Another issue has come from privacy advocates, who remain concerned about the accuracy of biometrics and the potential misuse of information collected.
“Face recognition is a tool, and like any other tool, when used in the right way it can be used to great effect; if used in the wrong way, it can be inappropriate,” says Ellenbogen. “If our customers have a watch list, we can put that in the system so the security folks know ahead of time if somebody’s a person of concern. That’s different from trying to identify everyone who’s walking through.”
There are challenges ahead for AI in the airport security space, but a clear appetite for the technology has been established. Ellenbogen says that technology is being refined, and that as it improves further, systems will become more cost-effective. Where human staff are concerned, they will always be ‘part of the loop’ to deal with edge cases, such as someone leaving a gun in a bag.

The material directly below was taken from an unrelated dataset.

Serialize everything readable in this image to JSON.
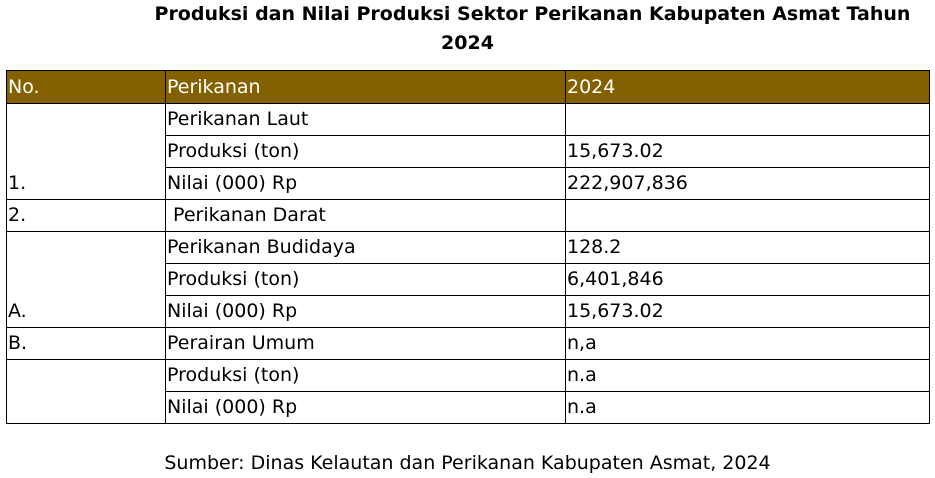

“The better the neural networks and the chips get, the smarter the system becomes and there’s more and more power available, which allows the neural networks to have more layers and have more intelligence in them, so it’s kind of a self-perpetuating cycle,” he says.
“The better the systems are at focusing the human effort on areas of real concern, the smoother the entire process will go. If 99.99% of people, bags and cargo are automatically cleared by really smart systems and we’re focusing our human effort on the very small percentage of potential threats and those edge cases, then the entire process is going to get smoother for everybody.”